It’s been along time since I first saw in open court the power of the surveillance state. A client of mine was accused of rape. When the victim turned up dead, the state accused him of killing her. Prove it, we said. The state did, with the help of cell tower evidence.
It wasn’t really much of a rape case. The victim and the accused were long-time lovers. As passions ebbed, boundaries became blurred. What was one an occasion for a joyous union became contested terrain. Did she yes, or no? Would it have mattered to him?
The case was, as criminal defense lawyers say, "triable."
Then she ended up shot dead. A single shot to the head. Someone heard the shot, and found her lying in a public park. She died almost immediately thereafter. Someone caught a glimpse of a car fleeing the scene; not much more.
The park in which she was found was in the northern part of the state. My client and she both lived along the southern coastline. She was north that fatal night to attend a softball game in a city park.
In a "he said/she said" kind of case, a dead witness is usually a gift, unless, of course, the accused killed the witness. In that case, all sorts of dire things happen, such as a waiver of the right to cross-examine the witness due to misconduct.
The state put on evidence. A murky federal official traveled up from Washington, D.C., to help connect the dots. He showed that my client was a heavy cell-phone user. During a thirty-hour period, the client had made hundreds of calls from his cell phone.

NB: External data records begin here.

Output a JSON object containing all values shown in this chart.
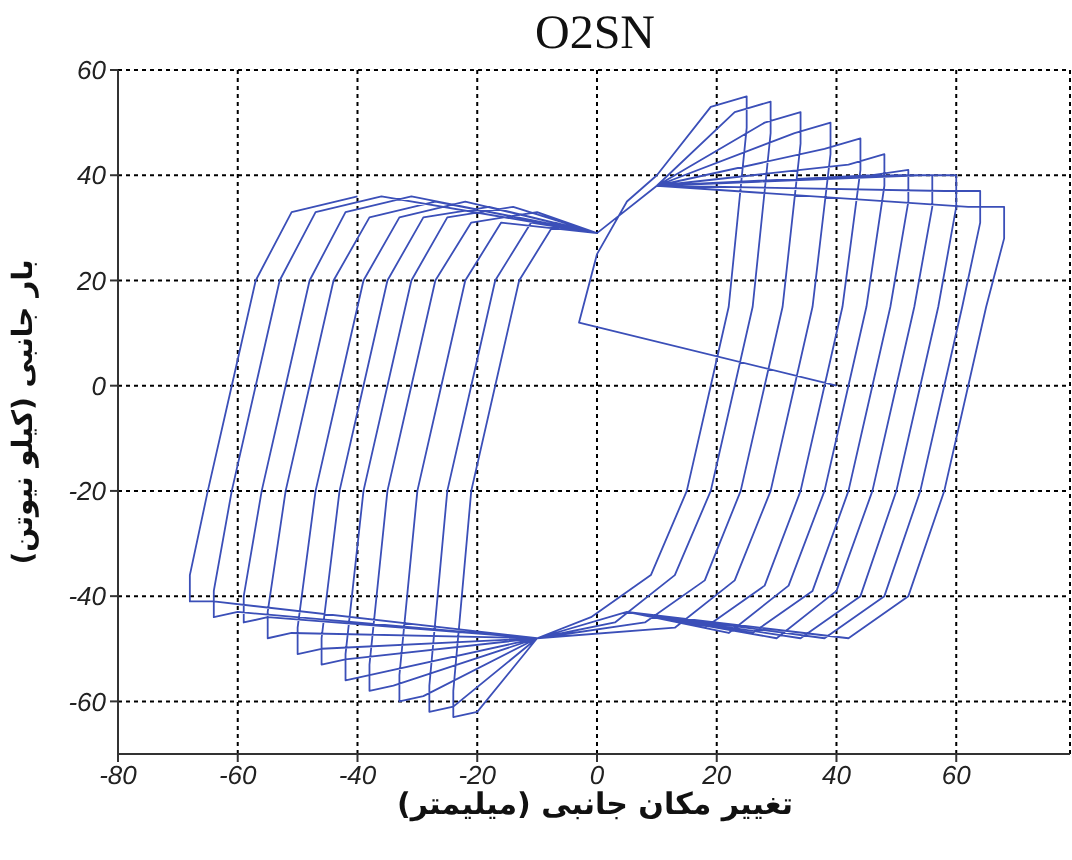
{
  "chart_data": {
    "type": "line",
    "title": "O2SN",
    "xlabel": "تغییر مکان جانبی (میلیمتر)",
    "ylabel": "بار جانبی (کیلو نیوتن)",
    "xlim": [
      -80,
      79
    ],
    "xticks": [
      -80,
      -60,
      -40,
      -20,
      0,
      20,
      40,
      60
    ],
    "ylim": [
      -70,
      60
    ],
    "yticks": [
      -60,
      -40,
      -20,
      0,
      20,
      40,
      60
    ],
    "grid": true,
    "series": [
      {
        "color": "#3b4fb8",
        "x": [
          40,
          -3,
          0,
          5,
          10,
          19,
          25,
          25,
          22,
          19,
          15,
          9,
          -1,
          -10,
          -20,
          -24,
          -24,
          -21,
          -17,
          -13,
          -7,
          0,
          10,
          23,
          29,
          29,
          26,
          23,
          19,
          13,
          3,
          -10,
          -24,
          -28,
          -28,
          -25,
          -21,
          -17,
          -11,
          0,
          10,
          28,
          34,
          34,
          31,
          28,
          24,
          18,
          8,
          -10,
          -29,
          -33,
          -33,
          -30,
          -26,
          -22,
          -16,
          0,
          10,
          33,
          39,
          39,
          36,
          33,
          29,
          23,
          13,
          -10,
          -34,
          -38,
          -38,
          -35,
          -31,
          -27,
          -21,
          -10,
          0,
          10,
          38,
          44,
          44,
          41,
          38,
          34,
          28,
          18,
          5,
          -10,
          -38,
          -42,
          -42,
          -39,
          -35,
          -31,
          -25,
          -14,
          0,
          10,
          42,
          48,
          48,
          45,
          42,
          38,
          32,
          22,
          5,
          -10,
          -42,
          -46,
          -46,
          -43,
          -39,
          -35,
          -29,
          -18,
          0,
          10,
          46,
          52,
          52,
          49,
          46,
          42,
          36,
          26,
          5,
          -10,
          -46,
          -50,
          -50,
          -47,
          -43,
          -39,
          -33,
          -22,
          0,
          10,
          50,
          56,
          56,
          53,
          50,
          46,
          40,
          30,
          5,
          -10,
          -51,
          -55,
          -55,
          -52,
          -48,
          -44,
          -38,
          -27,
          0,
          10,
          54,
          60,
          60,
          57,
          54,
          50,
          44,
          34,
          5,
          -10,
          -55,
          -59,
          -59,
          -56,
          -52,
          -48,
          -42,
          -31,
          0,
          10,
          58,
          64,
          64,
          61,
          58,
          54,
          48,
          38,
          5,
          -10,
          -60,
          -64,
          -64,
          -61,
          -57,
          -53,
          -47,
          -36,
          0,
          10,
          62,
          68,
          68,
          65,
          62,
          58,
          52,
          42,
          5,
          -10,
          -64,
          -68,
          -68,
          -65,
          -61,
          -57,
          -51,
          -40
        ],
        "values": [
          0,
          12,
          25,
          35,
          40,
          53,
          55,
          49,
          15,
          0,
          -20,
          -36,
          -44,
          -48,
          -62,
          -63,
          -58,
          -20,
          0,
          20,
          31,
          29,
          38,
          52,
          54,
          48,
          15,
          0,
          -20,
          -36,
          -45,
          -48,
          -61,
          -62,
          -57,
          -20,
          0,
          20,
          31,
          29,
          38,
          50,
          52,
          46,
          15,
          0,
          -20,
          -37,
          -45,
          -48,
          -59,
          -60,
          -55,
          -20,
          0,
          20,
          31,
          29,
          38,
          48,
          50,
          44,
          15,
          0,
          -20,
          -37,
          -46,
          -48,
          -57,
          -58,
          -53,
          -20,
          0,
          20,
          31,
          33,
          29,
          38,
          45,
          47,
          41,
          15,
          0,
          -20,
          -38,
          -46,
          -43,
          -48,
          -55,
          -56,
          -51,
          -20,
          0,
          20,
          32,
          34,
          29,
          38,
          42,
          44,
          38,
          15,
          0,
          -20,
          -38,
          -47,
          -43,
          -48,
          -52,
          -53,
          -48,
          -20,
          0,
          20,
          32,
          34,
          29,
          38,
          40,
          41,
          35,
          15,
          0,
          -20,
          -39,
          -47,
          -43,
          -48,
          -50,
          -51,
          -46,
          -20,
          0,
          20,
          32,
          35,
          29,
          38,
          40,
          40,
          34,
          15,
          0,
          -20,
          -39,
          -48,
          -43,
          -48,
          -47,
          -48,
          -43,
          -20,
          0,
          20,
          32,
          35,
          29,
          38,
          40,
          40,
          34,
          15,
          0,
          -20,
          -40,
          -48,
          -43,
          -48,
          -44,
          -45,
          -40,
          -20,
          0,
          20,
          33,
          36,
          29,
          38,
          37,
          37,
          31,
          15,
          0,
          -20,
          -40,
          -48,
          -43,
          -48,
          -43,
          -44,
          -39,
          -20,
          0,
          20,
          33,
          36,
          29,
          38,
          34,
          34,
          28,
          15,
          0,
          -20,
          -40,
          -48,
          -43,
          -48,
          -41,
          -41,
          -36,
          -20,
          0,
          20,
          33,
          36
        ]
      }
    ]
  }
}
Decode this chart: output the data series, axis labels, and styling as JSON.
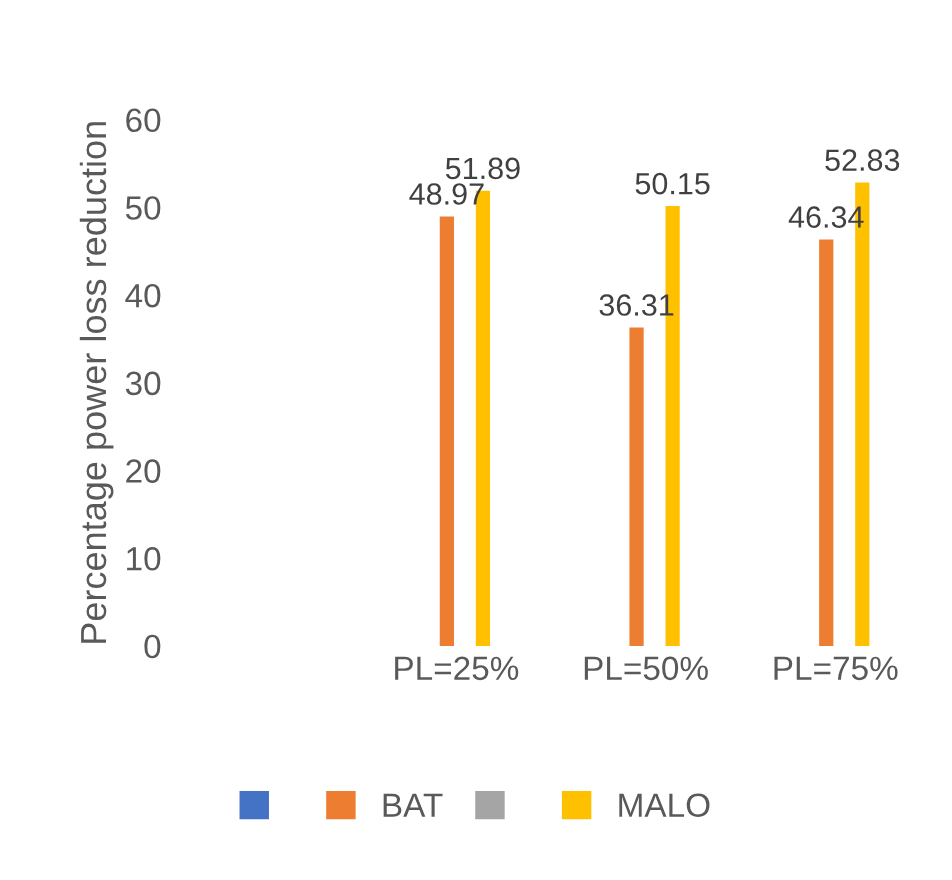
{
  "chart_data": {
    "type": "bar",
    "ylabel": "Percentage power loss reduction",
    "categories": [
      null,
      "PL=25%",
      "PL=50%",
      "PL=75%"
    ],
    "series": [
      {
        "color": "#4472c4",
        "values": [
          null,
          null,
          null,
          null
        ]
      },
      {
        "name": "BAT",
        "color": "#ed7d31",
        "values": [
          null,
          48.97,
          36.31,
          46.34
        ]
      },
      {
        "color": "#a5a5a5",
        "values": [
          null,
          null,
          null,
          null
        ]
      },
      {
        "name": "MALO",
        "color": "#ffc000",
        "values": [
          null,
          51.89,
          50.15,
          52.83
        ]
      }
    ],
    "ylim": [
      0,
      60
    ],
    "yticks": [
      0,
      10,
      20,
      30,
      40,
      50,
      60
    ],
    "data_labels": true,
    "grid": false,
    "legend": "bottom"
  }
}
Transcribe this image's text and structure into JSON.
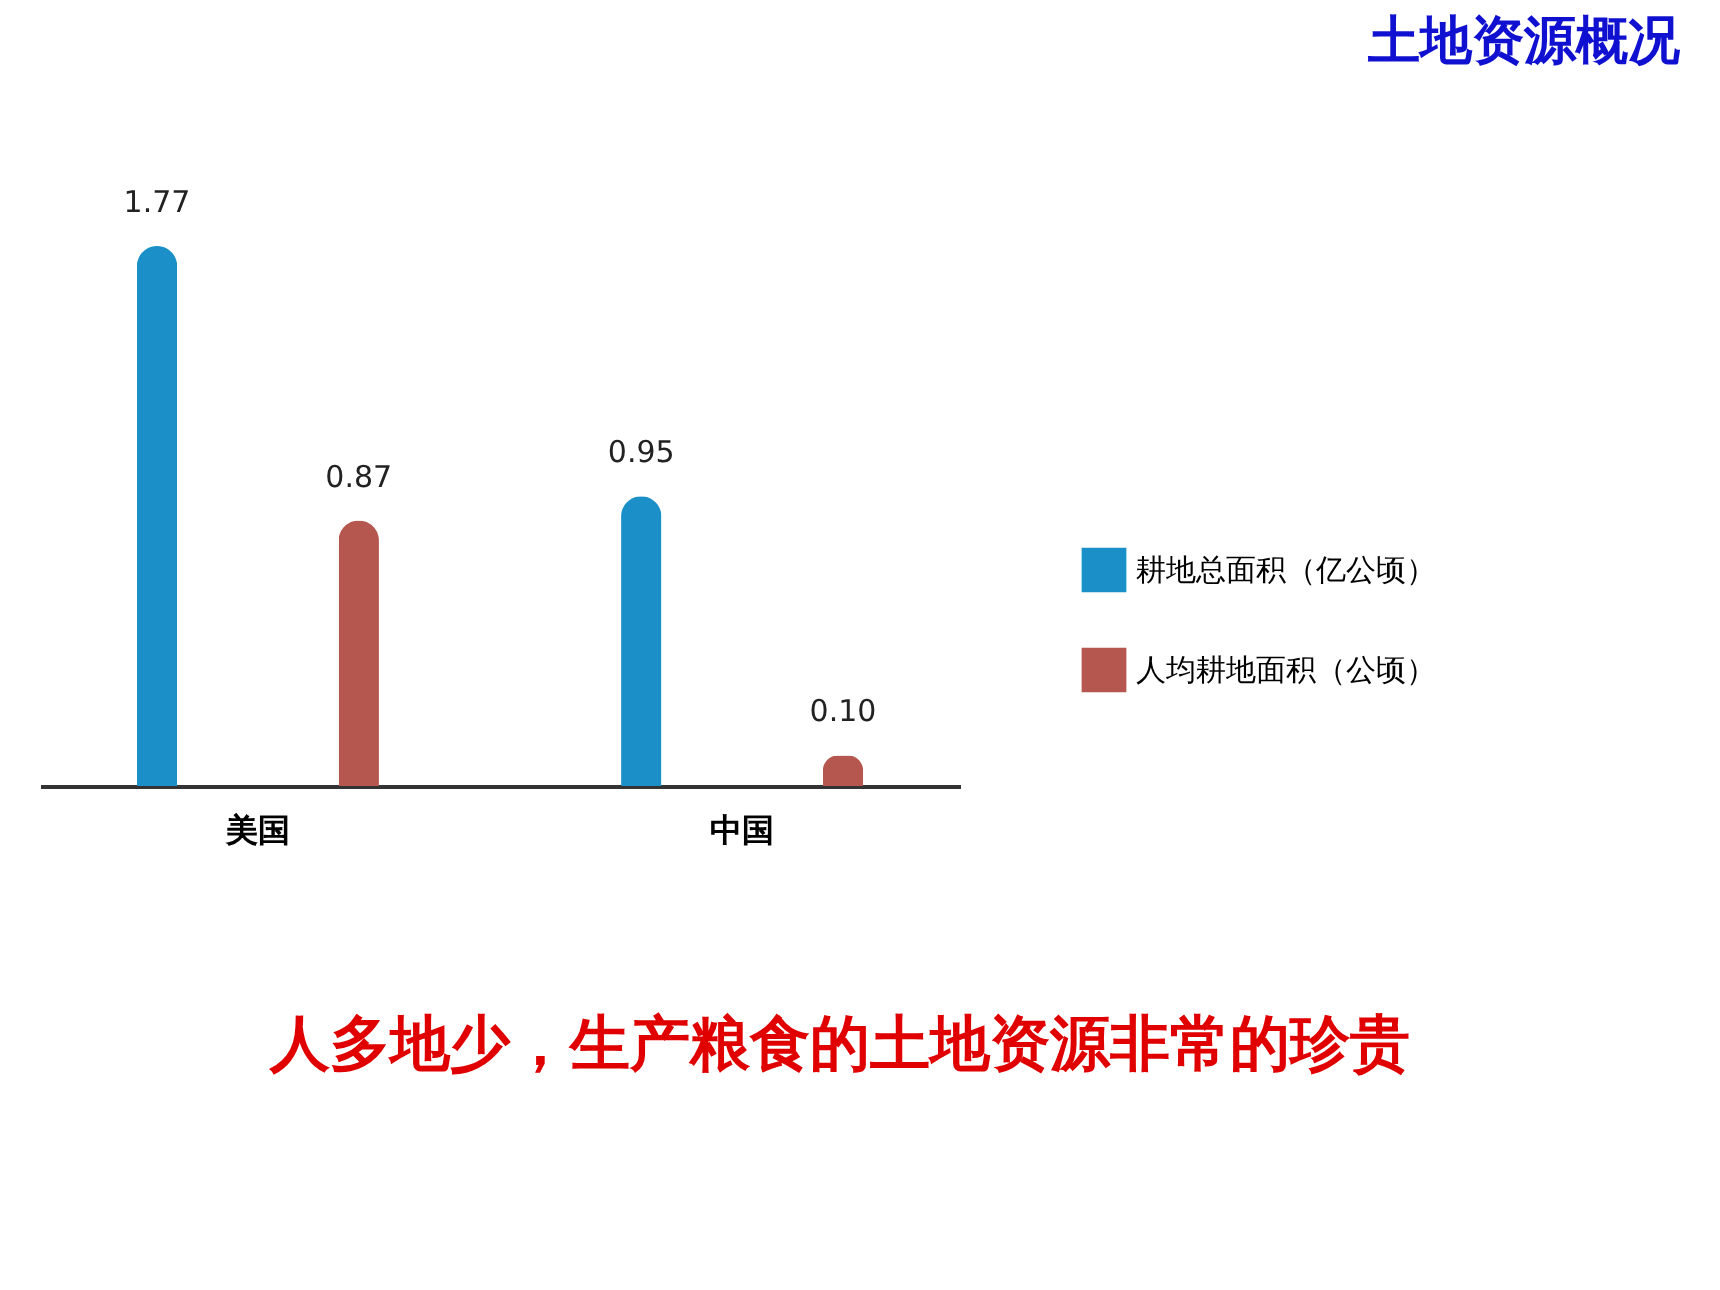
{
  "chart_data": {
    "type": "bar",
    "title": "土地资源概况",
    "categories": [
      "美国",
      "中国"
    ],
    "series": [
      {
        "name": "耕地总面积（亿公顷）",
        "color": "#1a8fc8",
        "values": [
          1.77,
          0.95
        ],
        "value_labels": [
          "1.77",
          "0.95"
        ]
      },
      {
        "name": "人均耕地面积（公顷）",
        "color": "#b5564f",
        "values": [
          0.87,
          0.1
        ],
        "value_labels": [
          "0.87",
          "0.10"
        ]
      }
    ],
    "legend": "right",
    "grid": false,
    "annotations": [
      "人多地少，生产粮食的土地资源非常的珍贵"
    ]
  }
}
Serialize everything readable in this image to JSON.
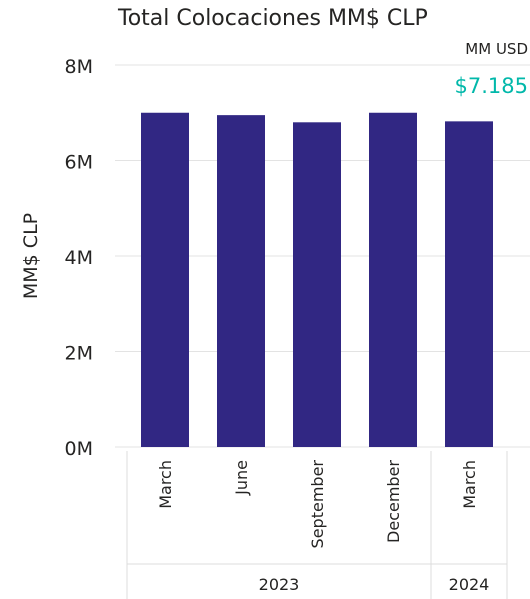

The witness then plotted those calls based on signals captured at cell towers, showing how the calls all originated along the shore, until an hour or so before the time of the murder. You could see the signals tracing a route northward, placing him at the park at the very time the murder took place. Moments after the shooting, you could see the calls heading south again. The calls, when plotted on a map of the state, defined a spike leading from south to north and peaking at just the wrong time and at just the wrong place. It was powerful evidence my client, or someone using his cellphone, was present at the murder scene at the very moment fatal shots were fired.
Cell tower evidence can greatly assist the state in showing the location of an accused person at any given point in time. It is a devastating tool in the state’s arsenal.
So it only seems fair that when such evidence tends to show innocence, a defendant ought to have access to it. In fact, the law requires a state or the federal government to turn over exculpatory evidence when they have it.
A South Florida man is trying his luck with just this theory.
Terrance Brown is accused of a series of bank robberies in the Fort Lauderdale area. He has raised an alibi defense, asserting, in effect, that he could not have committed the crimes because he was not near the banks.
To help prove his case, he has asked the Government to produce cell phone records. The Government contends that the service provider has destroyed the records. So sorry, the prosecution says. A private entity destroyed the records. There is nothing we can do.
Really?, lawyers for Brown said. With all the new disclosures about the National Security Agencies collection of phone records, why not just turn over data gathered by the nation’s super spooks?
Oh, that might raise national security concerns, the prosecution responds.
So let me see if I get that straight. The Government can hoard data about us, and use it, too, when they choose to prosecute us. When we seek access to the data to vindicate the presumption of innocence, we’re told that might compromise national security. We’re kept safe from terrorists at the expense of our liberty.
Is it any wonder that Edward Snowden sought refuge in another country?